8.       Miscellaneous Provisions.

         8.1      Force Majeure. No Party hereto shall be held liable or
                  responsible to any other Party nor be deemed to have defaulted
                  under or breached this Agreement for failure or delay in
                  fulfilling or performing any term of the Agreement when such
                  failure or delay is caused by or results from causes beyond
                  the reasonable control of the Party failing to perform or
                  delayed in performing including, but not limited to, fire,
                  floods, embargoes, war, acts of war (whether war be declared
                  or not), insurrections, riots, civil commotions, strikes,
                  lockouts or other labor disturbances, acts of God or acts,
                  omissions or delays in acting by any governmental authority or
                  the other Party.

         8.2      Assignment. This Agreement may not be assigned or otherwise
                  transferred by any Party without the consent of the other
                  parties; provided, however, that either Party may, without
                  such consent, assign this Agreement and its rights and
                  obligations hereunder to its Affiliates or in connection with
                  the transfer or sale of all or substantially all of its
                  business, or in the event of its merger or consolidation or
                  change in control or similar transaction. Any purported
                  assignment in violation of the preceding sentence shall be
                  void. Any permitted assignee shall assume all obligations of
                  its assignor under this Agreement.

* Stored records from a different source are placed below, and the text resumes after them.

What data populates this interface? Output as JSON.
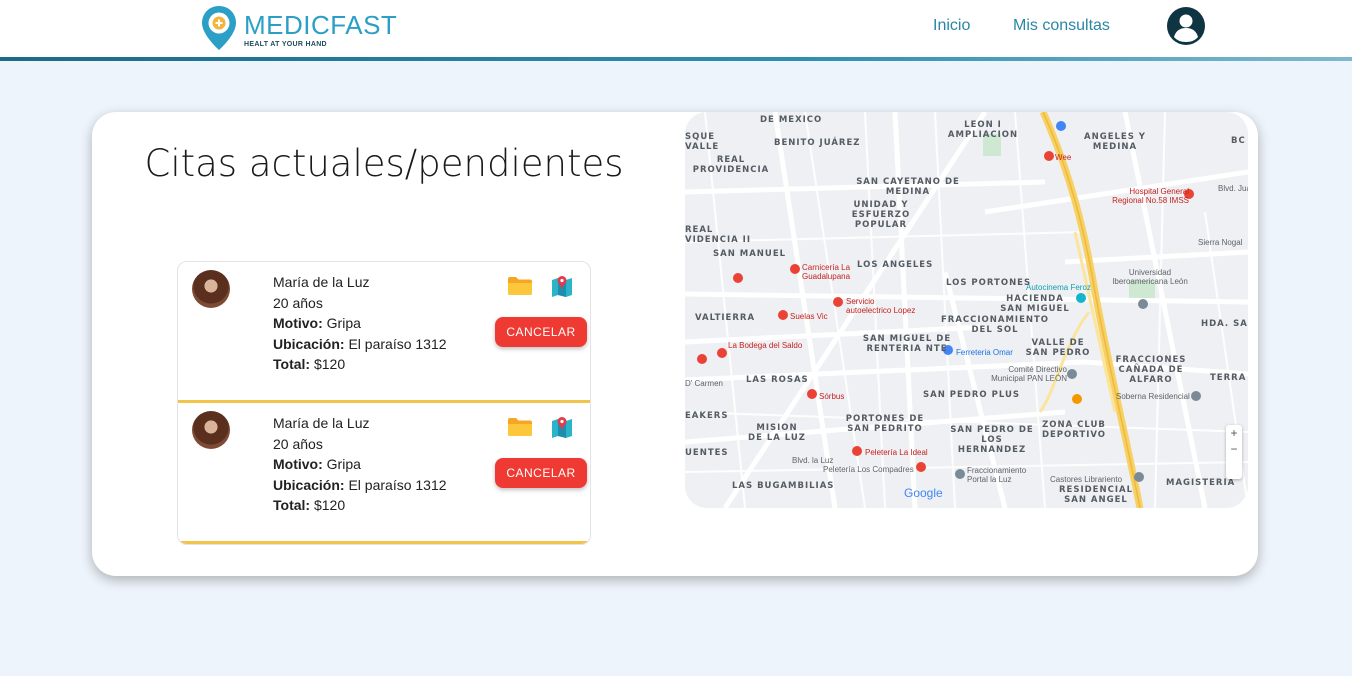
{
  "brand": {
    "name": "MEDICFAST",
    "tagline": "HEALT AT YOUR HAND",
    "accent": "#2b9fc6"
  },
  "nav": {
    "items": [
      {
        "label": "Inicio"
      },
      {
        "label": "Mis consultas"
      }
    ]
  },
  "page": {
    "title": "Citas actuales/pendientes"
  },
  "appointments": [
    {
      "name": "María de la Luz",
      "age": "20 años",
      "reason_label": "Motivo:",
      "reason": "Gripa",
      "location_label": "Ubicación:",
      "location": "El paraíso 1312",
      "total_label": "Total:",
      "total": "$120",
      "cancel_label": "CANCELAR"
    },
    {
      "name": "María de la Luz",
      "age": "20 años",
      "reason_label": "Motivo:",
      "reason": "Gripa",
      "location_label": "Ubicación:",
      "location": "El paraíso 1312",
      "total_label": "Total:",
      "total": "$120",
      "cancel_label": "CANCELAR"
    }
  ],
  "map": {
    "areas": [
      "DE MEXICO",
      "BENITO JUÁREZ",
      "LEON I AMPLIACION",
      "ANGELES Y MEDINA",
      "SQUE VALLE",
      "REAL PROVIDENCIA",
      "SAN CAYETANO DE MEDINA",
      "UNIDAD Y ESFUERZO POPULAR",
      "REAL VIDENCIA II",
      "SAN MANUEL",
      "LOS ANGELES",
      "LOS PORTONES",
      "HACIENDA SAN MIGUEL",
      "VALTIERRA",
      "FRACCIONAMIENTO DEL SOL",
      "HDA. SAN",
      "SAN MIGUEL DE RENTERIA NTE",
      "VALLE DE SAN PEDRO",
      "FRACCIONES CAÑADA DE ALFARO",
      "LAS ROSAS",
      "SAN PEDRO PLUS",
      "TERRA",
      "PORTONES DE SAN PEDRITO",
      "MISION DE LA LUZ",
      "SAN PEDRO DE LOS HERNANDEZ",
      "ZONA CLUB DEPORTIVO",
      "EAKERS",
      "UENTES",
      "LAS BUGAMBILIAS",
      "RESIDENCIAL SAN ANGEL",
      "MAGISTERIA",
      "BC"
    ],
    "pois": [
      "Wee",
      "Hospital General Regional No.58 IMSS",
      "Blvd. Juan",
      "Sierra Nogal",
      "Universidad Iberoamericana León",
      "Carnicería La Guadalupana",
      "Autocinema Feroz",
      "Servicio autoelectrico Lopez",
      "Suelas Vic",
      "La Bodega del Saldo",
      "Ferreteria Omar",
      "Comité Directivo Municipal PAN LEÓN",
      "Soberna Residencial",
      "Sórbus",
      "D' Carmen",
      "Peletería La Ideal",
      "Peletería Los Compadres",
      "Fraccionamiento Portal la Luz",
      "Castores Librariento",
      "Blvd. la Luz",
      "Google"
    ]
  }
}
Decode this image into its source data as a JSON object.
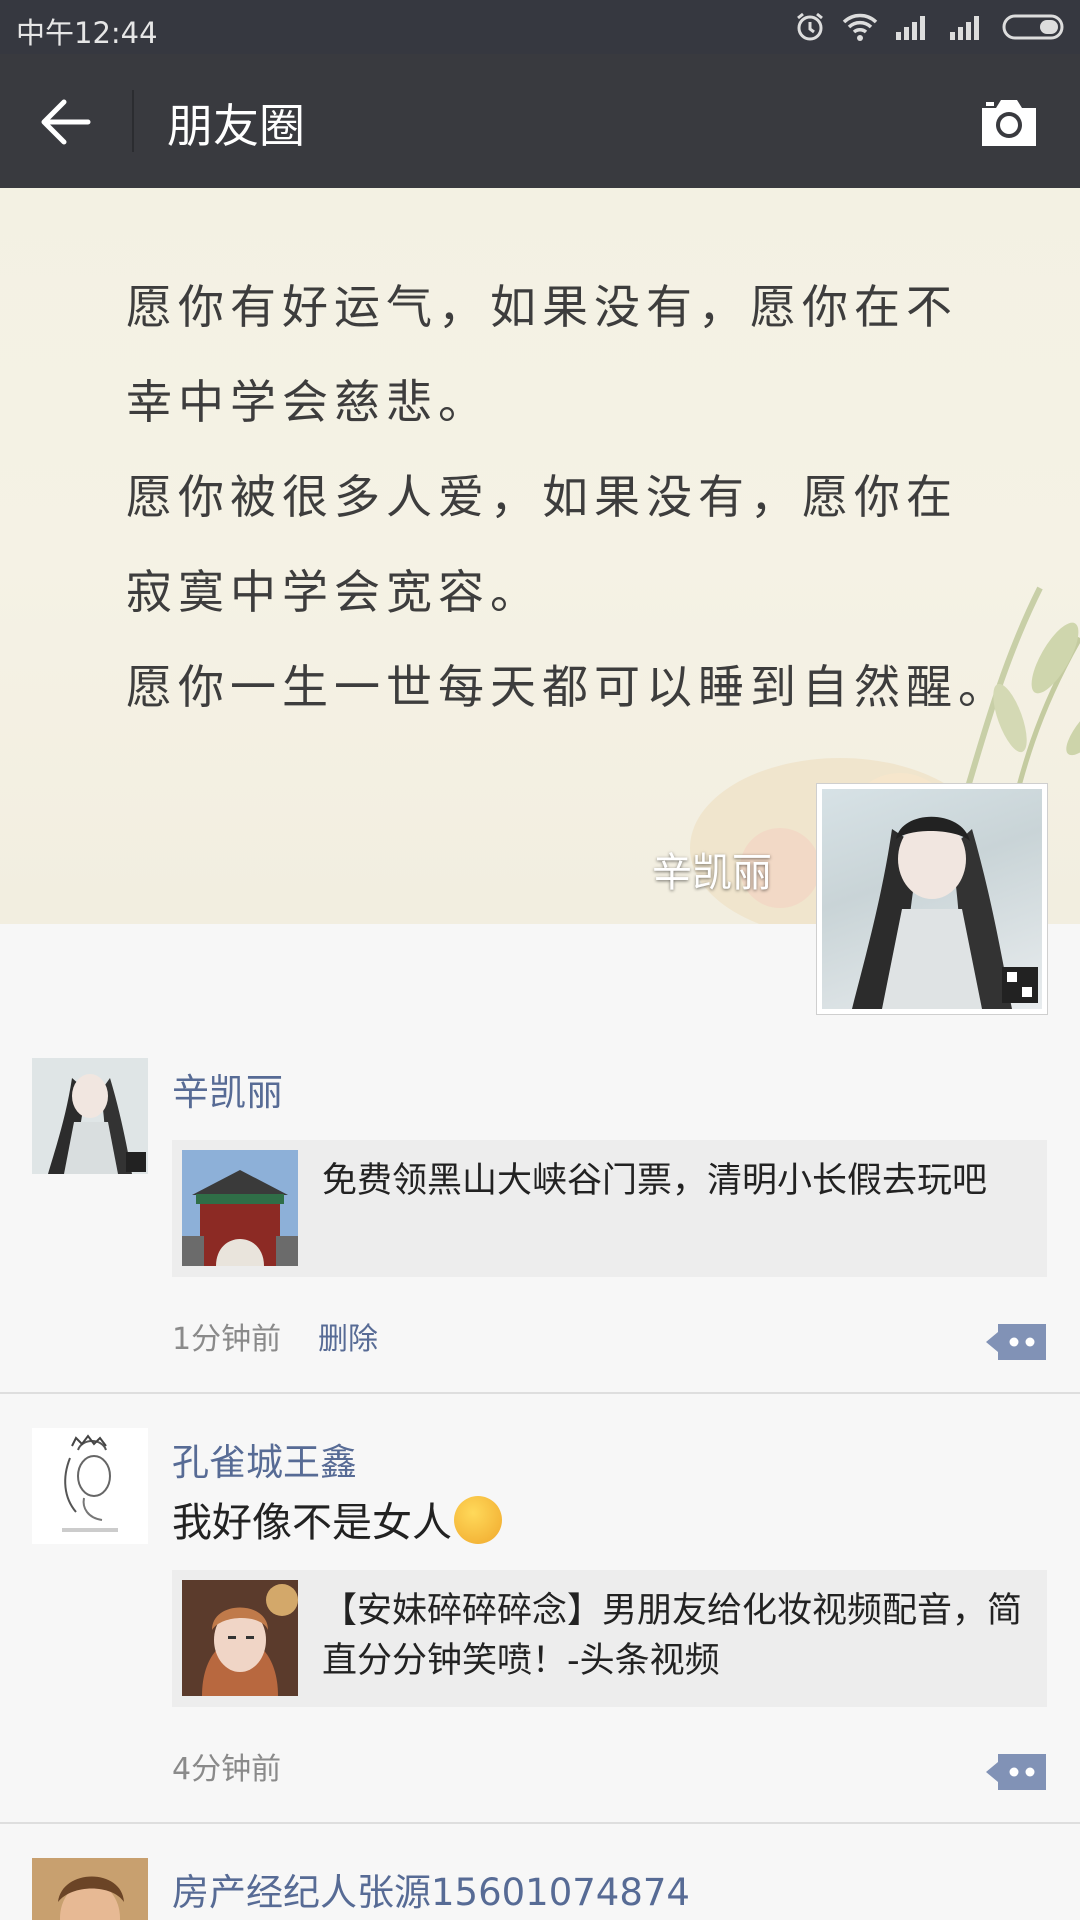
{
  "status_bar": {
    "time": "中午12:44"
  },
  "header": {
    "title": "朋友圈"
  },
  "cover": {
    "quote_lines": [
      "愿你有好运气，如果没有，愿你在不",
      "幸中学会慈悲。",
      "愿你被很多人爱，如果没有，愿你在",
      "寂寞中学会宽容。",
      "愿你一生一世每天都可以睡到自然醒。"
    ],
    "owner_name": "辛凯丽"
  },
  "posts": [
    {
      "author": "辛凯丽",
      "share_title": "免费领黑山大峡谷门票，清明小长假去玩吧",
      "time": "1分钟前",
      "delete_label": "删除"
    },
    {
      "author": "孔雀城王鑫",
      "text": "我好像不是女人",
      "share_title": "【安妹碎碎碎念】男朋友给化妆视频配音，简直分分钟笑喷！-头条视频",
      "time": "4分钟前"
    },
    {
      "author": "房产经纪人张源15601074874"
    }
  ],
  "colors": {
    "nav_bg": "#393a3f",
    "link_blue": "#576b95",
    "share_bg": "#ededed"
  }
}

         8.3      Severability. In the event any one or more of the provisions
                  contained in this Agreement should be held invalid, illegal or
                  unenforceable in any respect, the validity, legality and
                  enforceability of the remaining provisions contained herein
                  shall not in any way be affected or impaired thereby, unless
                  the absence of the invalidated provision(s) adversely affect
                  the substantive rights of the parties. The parties shall in
                  such an instance use reasonable efforts to replace the
                  invalid, illegal or unenforceable provision(s) with valid,
                  legal and enforceable provision(s) which, insofar as
                  practical, implement the purposes of this Agreement.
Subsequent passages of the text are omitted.